Written by Zachary Denkensohn, 17, Bass 2, YM
It’s hard to look in from the outside, the place where my rapidly lowering voice forced me to go. Though I am still very much part of the YPC as a member of the Young Men’s Division, it has been a very odd feeling for me each year to be relegated to the audience for the Transient Glory concerts (save appearances in one song each year). As a member of Concert Chorus from 2002-2004, I was lucky enough to perform in Transient Glory II-IV. As chorus was already my medium for escaping the monotony of school or any other issues in my life, Transient Glory provided me with a huge rush of exhilarating challenge and an enormous sense of accomplishment that would have been otherwise laughably unattainable.
Unfortunately, in the middle of my time in Concert Chorus I was unfortunately stricken very ill for a frustratingly long amount of time. Though I was forced to miss some time, the chorus became the only place (besides with my family) that I felt a constant stream of support supplemented with the opportunity to take part in extremely fulfilling concerts like Transient Glory. Suddenly, working on incredibly difficult pieces of music like David Del Tredici’s “Four Heartfelt Anthems” with supportive people who share the same core interests and goals made everything else seem insignificant.
Each year, I knew that from January through the end of April, I would have the opportunity to work on, (hopefully) perfect, and perform fascinating and sometimes frustratingly difficult new pieces of music written for us by some of the most amazing composers in the world.

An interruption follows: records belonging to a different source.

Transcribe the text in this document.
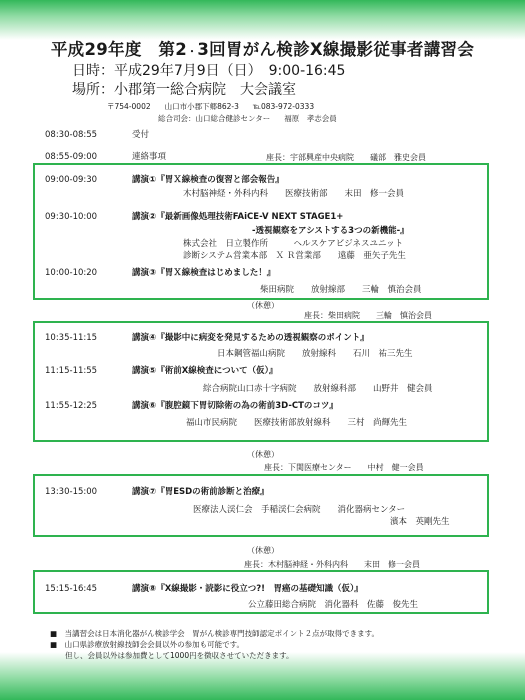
平成29年度　第2・3回胃がん検診X線撮影従事者講習会
日時：平成29年7月9日（日）　9:00-16:45
場所：小郡第一総合病院　大会議室
〒754-0002 山口市小郡下郷862-3 ℡083-972-0333
総合司会：山口総合健診センター 福原　孝志会員
08:30-08:55	受付
08:55-09:00	連絡事項	座長：宇部興産中央病院　　礒部　雅史会員
09:00-09:30	講演①『胃Ｘ線検査の復習と部会報告』
木村脳神経・外科内科　　医療技術部　　末田　修一会員
09:30-10:00	講演②『最新画像処理技術FAiCE-V NEXT STAGE1+
-透視観察をアシストする3つの新機能-』
株式会社　日立製作所　　　ヘルスケアビジネスユニット
診断システム営業本部　Ｘ Ｒ営業部　　遠藤　亜矢子先生
10:00-10:20	講演③『胃Ｘ線検査はじめました！』
柴田病院　　放射線部　　三輪　慎治会員
（休憩）
座長：柴田病院　　三輪　慎治会員
10:35-11:15	講演④『撮影中に病変を発見するための透視観察のポイント』
日本鋼管福山病院　　放射線科　　石川　祐三先生
11:15-11:55	講演⑤『術前X線検査について（仮）』
綜合病院山口赤十字病院　　放射線科部　　山野井　健会員
11:55-12:25	講演⑥『腹腔鏡下胃切除術の為の術前3D-CTのコツ』
福山市民病院　　医療技術部放射線科　　三村　尚輝先生
（休憩）
座長：下関医療センター　　中村　健一会員
13:30-15:00	講演⑦『胃ESDの術前診断と治療』
医療法人渓仁会　手稲渓仁会病院　　消化器病センター
濱本　英剛先生
（休憩）
座長：木村脳神経・外科内科　　末田　修一会員
15:15-16:45	講演⑧『X線撮影・読影に役立つ?!　胃癌の基礎知識（仮）』
公立藤田総合病院　消化器科　佐藤　俊先生
■　当講習会は日本消化器がん検診学会　胃がん検診専門技師認定ポイント２点が取得できます。
■　山口県診療放射線技師会会員以外の参加も可能です。
　　但し、会員以外は参加費として1000円を徴収させていただきます。
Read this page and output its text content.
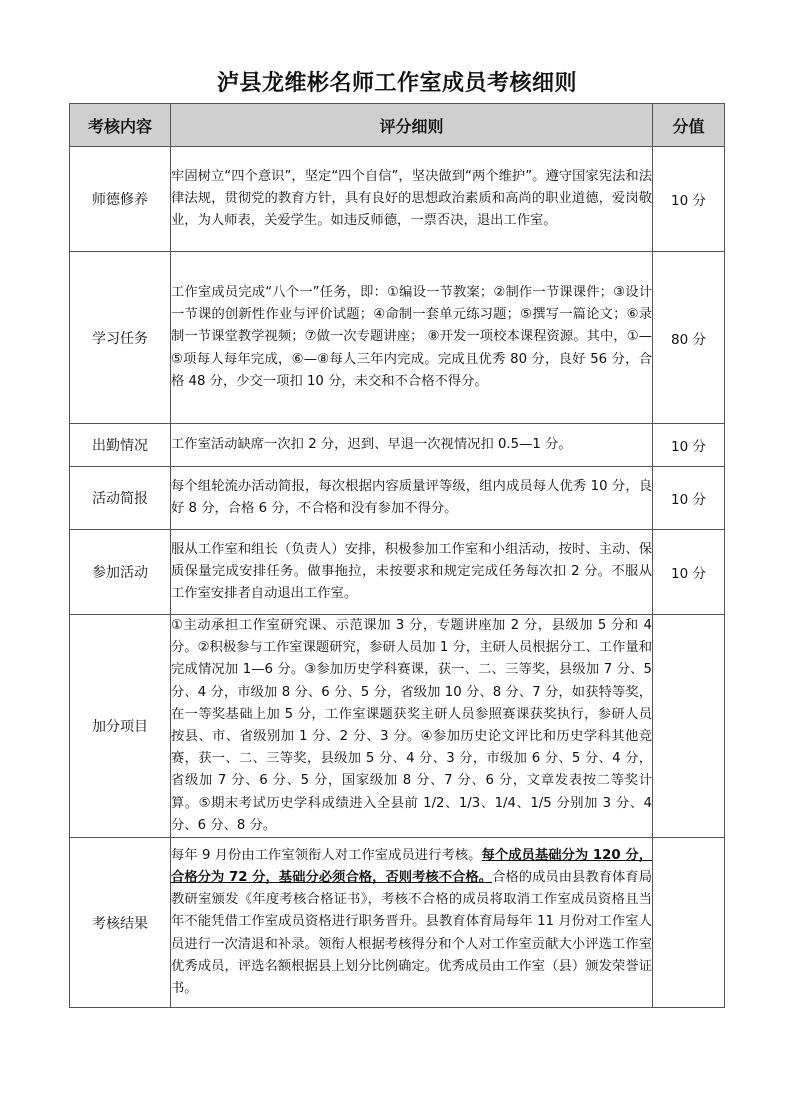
泸县龙维彬名师工作室成员考核细则
考核内容	评分细则	分值
师德修养	牢固树立“四个意识”，坚定“四个自信”，坚决做到“两个维护”。遵守国家宪法和法律法规，贯彻党的教育方针，具有良好的思想政治素质和高尚的职业道德，爱岗敬业，为人师表，关爱学生。如违反师德，一票否决，退出工作室。	10 分
学习任务	工作室成员完成“八个一”任务，即：①编设一节教案；②制作一节课课件；③设计一节课的创新性作业与评价试题；④命制一套单元练习题；⑤撰写一篇论文；⑥录制一节课堂教学视频；⑦做一次专题讲座； ⑧开发一项校本课程资源。其中，①—⑤项每人每年完成，⑥—⑧每人三年内完成。完成且优秀 80 分，良好 56 分，合格 48 分，少交一项扣 10 分，未交和不合格不得分。	80 分
出勤情况	工作室活动缺席一次扣 2 分，迟到、早退一次视情况扣 0.5—1 分。	10 分
活动简报	每个组轮流办活动简报，每次根据内容质量评等级，组内成员每人优秀 10 分，良好 8 分，合格 6 分，不合格和没有参加不得分。	10 分
参加活动	服从工作室和组长（负责人）安排，积极参加工作室和小组活动，按时、主动、保质保量完成安排任务。做事拖拉，未按要求和规定完成任务每次扣 2 分。不服从工作室安排者自动退出工作室。	10 分
加分项目	①主动承担工作室研究课、示范课加 3 分，专题讲座加 2 分，县级加 5 分和 4 分。②积极参与工作室课题研究，参研人员加 1 分，主研人员根据分工、工作量和完成情况加 1—6 分。③参加历史学科赛课，获一、二、三等奖，县级加 7 分、5 分、4 分，市级加 8 分、6 分、5 分，省级加 10 分、8 分、7 分，如获特等奖，在一等奖基础上加 5 分，工作室课题获奖主研人员参照赛课获奖执行，参研人员按县、市、省级别加 1 分、2 分、3 分。④参加历史论文评比和历史学科其他竞赛，获一、二、三等奖，县级加 5 分、4 分、3 分，市级加 6 分、5 分、4 分，省级加 7 分、6 分、5 分，国家级加 8 分、7 分、6 分，文章发表按二等奖计算。⑤期末考试历史学科成绩进入全县前 1/2、1/3、1/4、1/5 分别加 3 分、4 分、6 分、8 分。	
考核结果	每年 9 月份由工作室领衔人对工作室成员进行考核。每个成员基础分为 120 分，合格分为 72 分，基础分必须合格，否则考核不合格。合格的成员由县教育体育局教研室颁发《年度考核合格证书》，考核不合格的成员将取消工作室成员资格且当年不能凭借工作室成员资格进行职务晋升。县教育体育局每年 11 月份对工作室人员进行一次清退和补录。领衔人根据考核得分和个人对工作室贡献大小评选工作室优秀成员，评选名额根据县上划分比例确定。优秀成员由工作室（县）颁发荣誉证书。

Many times we could even expect to have them visit a rehearsal and we could get a glimpse into their genius. The whole experience was a truly amazing one. I know that for me it instilled in me much greater determination, self-confidence, and musicality. The feeling of satisfaction of seeing pieces for the first time, freaking out about how hard they are and thinking that we can never pull them off, and then going on stage and nailing them in front of hundreds of people is unmatchable.

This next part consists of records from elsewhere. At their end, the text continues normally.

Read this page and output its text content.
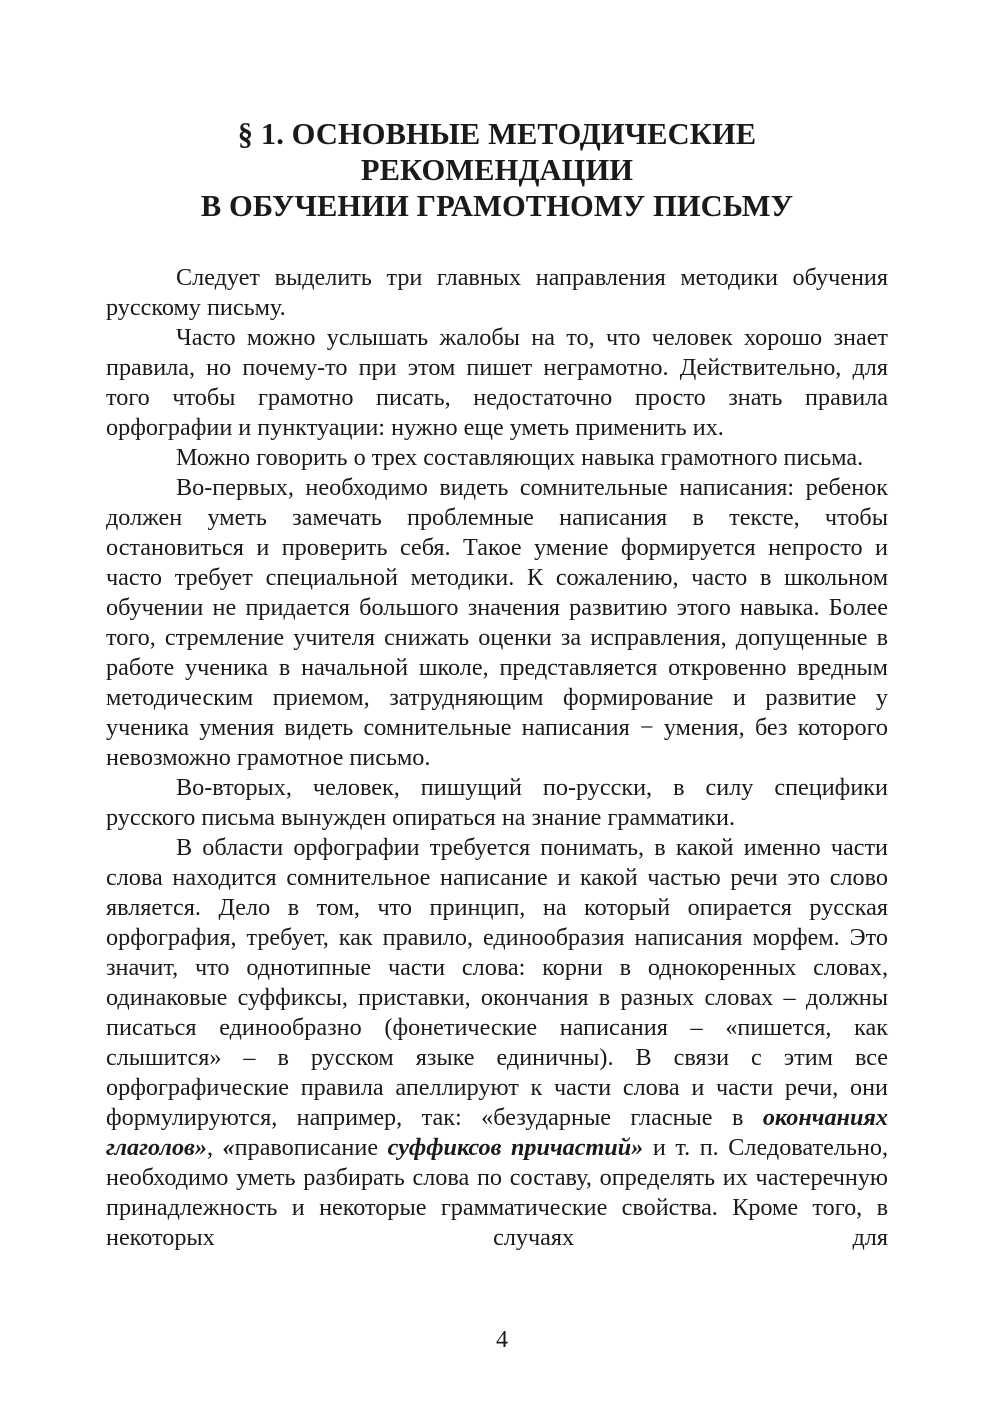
§ 1. ОСНОВНЫЕ МЕТОДИЧЕСКИЕ РЕКОМЕНДАЦИИ
В ОБУЧЕНИИ ГРАМОТНОМУ ПИСЬМУ

Следует выделить три главных направления методики обучения русскому письму.

Часто можно услышать жалобы на то, что человек хорошо знает правила, но почему-то при этом пишет неграмотно. Действительно, для того чтобы грамотно писать, недостаточно просто знать правила орфографии и пунктуации: нужно еще уметь применить их.

Можно говорить о трех составляющих навыка грамотного письма.

Во-первых, необходимо видеть сомнительные написания: ребенок должен уметь замечать проблемные написания в тексте, чтобы остановиться и проверить себя. Такое умение формируется непросто и часто требует специальной методики. К сожалению, часто в школьном обучении не придается большого значения развитию этого навыка. Более того, стремление учителя снижать оценки за исправления, допущенные в работе ученика в начальной школе, представляется откровенно вредным методическим приемом, затрудняющим формирование и развитие у ученика умения видеть сомнительные написания − умения, без которого невозможно грамотное письмо.

Во-вторых, человек, пишущий по-русски, в силу специфики русского письма вынужден опираться на знание грамматики.

В области орфографии требуется понимать, в какой именно части слова находится сомнительное написание и какой частью речи это слово является. Дело в том, что принцип, на который опирается русская орфография, требует, как правило, единообразия написания морфем. Это значит, что однотипные части слова: корни в однокоренных словах, одинаковые суффиксы, приставки, окончания в разных словах – должны писаться единообразно (фонетические написания – «пишется, как слышится» – в русском языке единичны). В связи с этим все орфографические правила апеллируют к части слова и части речи, они формулируются, например, так: «безударные гласные в окончаниях глаголов», «правописание суффиксов причастий» и т. п. Следовательно, необходимо уметь разбирать слова по составу, определять их частеречную принадлежность и некоторые грамматические свойства. Кроме того, в некоторых случаях для

4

Though it is very tempting for me to want to live the experience vicariously through the current Concert Choristers, I try and find the positives of my new perspective on the experience. First of all, when you perform a piece, you are not able to hear the full effect of the piece. Since I have seen the last two Transient Glory concerts from the balcony, I have been able to see the pieces in their entirety on the day of the concert instead of waiting a few years for Francisco to release the CD. Though each year is obviously different, it is a somewhat good feeling knowing that I have been on that stage in this concert before. I understand how nerve-racking it is to be up there with the difficult repertoire and this perspective makes it even more gratifying to see the group sound and look incredible on a song (as they always do). Though I would obviously love to be there on stage again, I suppose that I enjoy being on this side of the lights, looking at an amazing concert while invoking the memories of when I was there doing the same thing.